Чтобы отпраздновать такое дело, она решила тоже выпить кофе, пошла в полном одиночестве в отличный ресторан в центре города, села прямо, положив перед собой старое издание какого-то романа Саган, разумеется, про любовь. И в первый раз за много недель она почувствовала себя на своем месте.

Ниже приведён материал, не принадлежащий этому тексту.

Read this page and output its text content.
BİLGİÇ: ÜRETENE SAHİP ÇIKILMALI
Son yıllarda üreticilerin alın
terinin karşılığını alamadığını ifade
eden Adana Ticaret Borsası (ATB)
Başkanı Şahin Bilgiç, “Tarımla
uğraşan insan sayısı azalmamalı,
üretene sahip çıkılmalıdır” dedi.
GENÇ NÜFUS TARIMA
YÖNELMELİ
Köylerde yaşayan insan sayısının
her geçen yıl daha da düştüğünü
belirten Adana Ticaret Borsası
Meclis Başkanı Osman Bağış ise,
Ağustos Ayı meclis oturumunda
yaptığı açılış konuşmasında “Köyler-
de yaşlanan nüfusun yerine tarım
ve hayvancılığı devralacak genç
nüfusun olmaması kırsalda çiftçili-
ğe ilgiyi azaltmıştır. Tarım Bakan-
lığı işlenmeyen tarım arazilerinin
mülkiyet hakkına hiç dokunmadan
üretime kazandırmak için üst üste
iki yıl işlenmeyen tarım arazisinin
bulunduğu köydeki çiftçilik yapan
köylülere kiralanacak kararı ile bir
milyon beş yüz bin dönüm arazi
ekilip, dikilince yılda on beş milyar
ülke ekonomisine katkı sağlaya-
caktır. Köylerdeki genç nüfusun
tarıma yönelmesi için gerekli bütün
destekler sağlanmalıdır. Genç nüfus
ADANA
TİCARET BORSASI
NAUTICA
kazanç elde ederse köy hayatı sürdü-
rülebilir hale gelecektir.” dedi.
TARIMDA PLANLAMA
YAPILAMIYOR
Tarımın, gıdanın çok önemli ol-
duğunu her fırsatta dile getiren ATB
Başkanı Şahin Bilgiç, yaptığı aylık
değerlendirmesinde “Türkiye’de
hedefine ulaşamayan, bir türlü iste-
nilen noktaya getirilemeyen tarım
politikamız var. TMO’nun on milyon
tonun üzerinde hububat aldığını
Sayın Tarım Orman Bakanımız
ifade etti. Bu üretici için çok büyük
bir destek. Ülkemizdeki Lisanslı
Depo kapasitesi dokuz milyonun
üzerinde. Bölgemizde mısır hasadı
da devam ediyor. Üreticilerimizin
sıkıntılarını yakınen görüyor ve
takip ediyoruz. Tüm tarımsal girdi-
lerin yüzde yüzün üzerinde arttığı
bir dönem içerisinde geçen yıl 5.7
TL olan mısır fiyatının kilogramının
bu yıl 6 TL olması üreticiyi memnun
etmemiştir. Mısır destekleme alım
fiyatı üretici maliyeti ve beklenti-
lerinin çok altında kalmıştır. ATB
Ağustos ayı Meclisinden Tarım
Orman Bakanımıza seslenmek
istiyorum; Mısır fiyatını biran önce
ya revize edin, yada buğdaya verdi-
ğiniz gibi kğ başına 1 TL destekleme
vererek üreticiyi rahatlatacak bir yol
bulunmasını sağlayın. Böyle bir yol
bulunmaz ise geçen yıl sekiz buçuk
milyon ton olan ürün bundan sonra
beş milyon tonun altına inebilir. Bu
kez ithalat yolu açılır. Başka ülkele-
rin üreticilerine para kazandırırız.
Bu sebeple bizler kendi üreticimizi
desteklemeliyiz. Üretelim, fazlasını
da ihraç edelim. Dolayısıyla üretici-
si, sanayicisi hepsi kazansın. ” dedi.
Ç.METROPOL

Так вот, когда она встречалась с Антони, ей хотелось, чтобы ею занимались. Она хотела, чтобы ее брали в руки, держали крепко и трахали. Она хотела, чтобы ей было немного больно, это ее развлекало. В университете у нее был парень, очень милый, звали его Кристофер, он собирался поступать на политические науки. Но это было совсем другое. Антони она выдрессировала сама в соответствии с собственными нуждами. Он и действовал соответственно. И никому об этом не говорил. В сущности, она его обожала. Он спустил ей трусы, и она поняла, что сейчас он войдет в нее, наполнит собой. С нее текло. Было жутко жарко. Она ни о чем не могла больше думать. Она сказала:
– Давай его сюда.
– Погоди…
– Ну давай, трахни меня…
– Погоди, говорю.
Он встал за ней на колени и стал кусать ее за попу, за жир на ляжках. По спине у нее побежали мурашки, она задрожала всем телом. Потом, почувствовав дыхание юноши на своей «киске», она взбрыкнула.
– Нет, так не надо.
– Почему?
– Не надо. Жарко. Тут нет ванной.
– Ну и что?
– Не надо, и все.
Но было поздно. Язык Антони уже нашел желанную бархатистую поверхность. Он следовал линии паха, поднимался по складке, слизывал пот, кисловатую и такую нутряную жидкость. Она почувствовала, как слабеет, и забыла, что только что пыталась его отговорить. Он крепко держал ее за бока, раздвигал ягодицы, гладил бедра. Она была в его руках как тесто. Именно то, что ей нравилось. Она застонала сильнее. Антони схватил в горсть ее волосы. Она выгнулась, стала искать его своим тазом. Его член был тут, весь набухший, прижимался к ее сокровенному месту. Она застыла.
– Чувствуешь меня?
Она только вздохнула в ответ. Все-таки он зануда, любит поболтать. Но не может же она думать только о себе; раз уж ему так хочется потрепаться, она послушает. Он начал потихоньку погружаться в нее.
– Резинка.
– Да ладно, – сказал Антони. – Чувствуешь меня?
– Да! Да! Давай.
Когда он проник глубоко внутрь нее, он обнял ее, положив одну руку ей на затылок, и так овладел ею, молча, в жуткой жаре палатки, липкий от пота, позабыв обо всех опасностях и заморочках. Это было здорово, но Ванесса знала, что ей никогда не кончить вот так – грязной, со всей этой ребятней под боком, в двух шагах от леса. Поэтому она притворилась, содрогаясь все быстрее, все исступленнее, чувствуя себя, будто в клетке, еле сдерживая злость.